New report says that Florida public utilities have too much power in Tally

A new report out today confirms what most Floridians probably already assumed - that the the state's four largest electric utility companies wield too much influence in Tallahassee.

Integrity Florida's study, called, "Power Play: Political influence of Florida's top energy corportations,' details what any discerning probably already knows - that the Legislature and the Public Service Commission routinely side with TECO, Duke Energy (formerly Progress Energy), Florida Power & Light and Gulf Power.

"The corrupting influence of money in politics is the defining issue of our time," says Dan Krassner, executive director of Integrity Florida. "We have a legislature that is not broken, it's bought."

However, the report is already being debunked by energy company officials who question its fairness. Integrity Florida acknowledges that the study was funded from a grant provided by the Southern Alliance for Clean Energy (SACE), who have been fighting the utilities on different policy issues over the years. A spokesman for FPL, Mark Bubriski, told Mary Ellen Klas in the Miami Herald that SACE is an "anti-utility organization," and said "It's not a report by Integrity Florida, it's a report by SACE. Integrity Florida was bought out by SACE." 

TECO spokesperson Cherie Jacobs told CL that that "our customers are paying significantly below the national average," specifically nine percent lower. She says that the average TECO customer is $109 per month, vs $121.

But the report lays out in detail some of the facts on the ground as it stands on the industry's powerful hold on the Legislature, and they certainly aren't beneficial to the average Florida energy consumer. Such as the fact that four of the five PSC commissioners who voted against rate hike requests by FPL and (then)Progress Energy in 2009-2010 all lost their jobs within a few months time.

The report says that the four companies spent more than $12 million lobbying members of the Legislature between 2007 and 2013, and have contributed more than $18 million to state-level candidates and party organizations between the 2004 and 2012 election cycles.

Integrity Florida offers a list of prescriptions to make things better for consumers.

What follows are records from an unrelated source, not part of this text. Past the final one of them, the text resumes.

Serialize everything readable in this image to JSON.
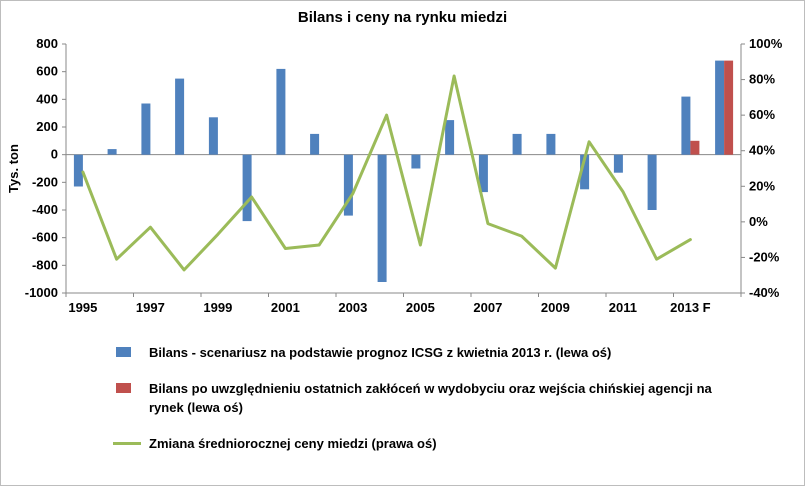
{
  "title": "Bilans i ceny na rynku miedzi",
  "colors": {
    "bar_blue": "#4f81bd",
    "bar_red": "#c0504d",
    "line_green": "#9bbb59",
    "axis": "#888888",
    "frame_border": "#bdbdbd"
  },
  "chart_data": {
    "type": "bar+line",
    "title": "Bilans i ceny na rynku miedzi",
    "axis_color": "#888888",
    "x_categories": [
      "1995",
      "1996",
      "1997",
      "1998",
      "1999",
      "2000",
      "2001",
      "2002",
      "2003",
      "2004",
      "2005",
      "2006",
      "2007",
      "2008",
      "2009",
      "2010",
      "2011",
      "2012",
      "2013 F",
      "2014 F"
    ],
    "x_axis_ticks": [
      {
        "i": 0,
        "label": "1995"
      },
      {
        "i": 2,
        "label": "1997"
      },
      {
        "i": 4,
        "label": "1999"
      },
      {
        "i": 6,
        "label": "2001"
      },
      {
        "i": 8,
        "label": "2003"
      },
      {
        "i": 10,
        "label": "2005"
      },
      {
        "i": 12,
        "label": "2007"
      },
      {
        "i": 14,
        "label": "2009"
      },
      {
        "i": 16,
        "label": "2011"
      },
      {
        "i": 18,
        "label": "2013 F"
      }
    ],
    "left_axis": {
      "title": "Tys. ton",
      "min": -1000,
      "max": 800,
      "step": 200,
      "tick_labels": [
        "800",
        "600",
        "400",
        "200",
        "0",
        "-200",
        "-400",
        "-600",
        "-800",
        "-1000"
      ]
    },
    "right_axis": {
      "min": -40,
      "max": 100,
      "step": 20,
      "tick_labels": [
        "100%",
        "80%",
        "60%",
        "40%",
        "20%",
        "0%",
        "-20%",
        "-40%"
      ]
    },
    "grid": "zero-line-only",
    "legend_position": "bottom-left",
    "series": [
      {
        "key": "bilans-icsg",
        "name": "Bilans - scenariusz na podstawie prognoz ICSG z kwietnia 2013 r. (lewa oś)",
        "type": "bar",
        "axis": "left",
        "color": "#4f81bd",
        "values": [
          -230,
          40,
          370,
          550,
          270,
          -480,
          620,
          150,
          -440,
          -920,
          -100,
          250,
          -270,
          150,
          150,
          -250,
          -130,
          -400,
          420,
          680
        ]
      },
      {
        "key": "bilans-zaklocenia",
        "name": "Bilans po uwzględnieniu ostatnich zakłóceń w wydobyciu oraz wejścia chińskiej agencji na rynek (lewa oś)",
        "type": "bar",
        "axis": "left",
        "color": "#c0504d",
        "values": [
          null,
          null,
          null,
          null,
          null,
          null,
          null,
          null,
          null,
          null,
          null,
          null,
          null,
          null,
          null,
          null,
          null,
          null,
          100,
          680
        ]
      },
      {
        "key": "zmiana-ceny-miedzi",
        "name": "Zmiana średniorocznej ceny miedzi (prawa oś)",
        "type": "line",
        "axis": "right",
        "color": "#9bbb59",
        "values": [
          28,
          -21,
          -3,
          -27,
          -7,
          14,
          -15,
          -13,
          16,
          60,
          -13,
          82,
          -1,
          -8,
          -26,
          45,
          17,
          -21,
          -10,
          null
        ]
      }
    ]
  },
  "legend": [
    {
      "swatch": "bar",
      "color": "#4f81bd",
      "label": "Bilans - scenariusz na podstawie prognoz ICSG z kwietnia 2013 r. (lewa oś)"
    },
    {
      "swatch": "bar",
      "color": "#c0504d",
      "label": "Bilans po uwzględnieniu ostatnich zakłóceń w wydobyciu oraz wejścia chińskiej agencji na rynek (lewa oś)"
    },
    {
      "swatch": "line",
      "color": "#9bbb59",
      "label": "Zmiana średniorocznej ceny miedzi (prawa oś)"
    }
  ]
}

1. Uniform ethics rules for legislators and local officials. If local officials are banned from legislative lobbying, then apply the same rules to legislators lobbying local officials.

2. Put inspector general reports online. Inspector general investigative reports and audits should be posted online by the Florida Public Service Commission and all state agencies. If internal government watchdogs conduct an investigation of potential corruption, fraud, waste or abuse, the public should know about it and be able to read the report online. These reports and audits are already public records but they are typically not posted online for the public to know they exist.

3. Put gift and client disclosures made by state lawmakers and regulators online. Ensure full compliance with gift and client disclosures by lawmakers and state regulators. Florida legislators are already required to file disclosures when they receive gifts and they must file quarterly client disclosures if their professional firms have clients with business before state government. These forms are presently public records but they are only available upon request and sometimes for a fee. Gift disclosures and quarterly client disclosures should be posted online for the public to access at no charge.

4. Make campaign donations from vendors and state regulated industries more transparent. Require added disclosure if a donor is a state government vendor or a company regulated by the Public Service Commission. Implement a mandatory statewide filing system and enhanced campaign finance database with unique identification numbers for donors who are state government vendors or companies regulated by the Public Service Commission. State government vendor identification numbers could be used as the common reference related to each contribution. Large corporations often have parent companies, subsidiaries, multiple office addresses and several variations of their corporate names, factors which make tracking their campaign dollars challenging. The public would benefit from a full scale use of unique campaign contributor information from all donors.

5. Electric bill transparency. Unbundle bills with detailed disclosure of rate components. Floridians deserved to know what they are
paying for, especially in the cases where major infrastructure projects are pursued by electric utilities that may or may not go online. Customers should receive more detailed bills with all components of their electric rate and special infrastructure projects unbundled and clearly disclosed. In addition, the PSC website should provide easy public access to rate history information for every company they regulate.

In the Appendix, the report features a Q& with former Pasco County state legislator Mike Fasano, who was known to be a fierce critic of the utility industry in Florida.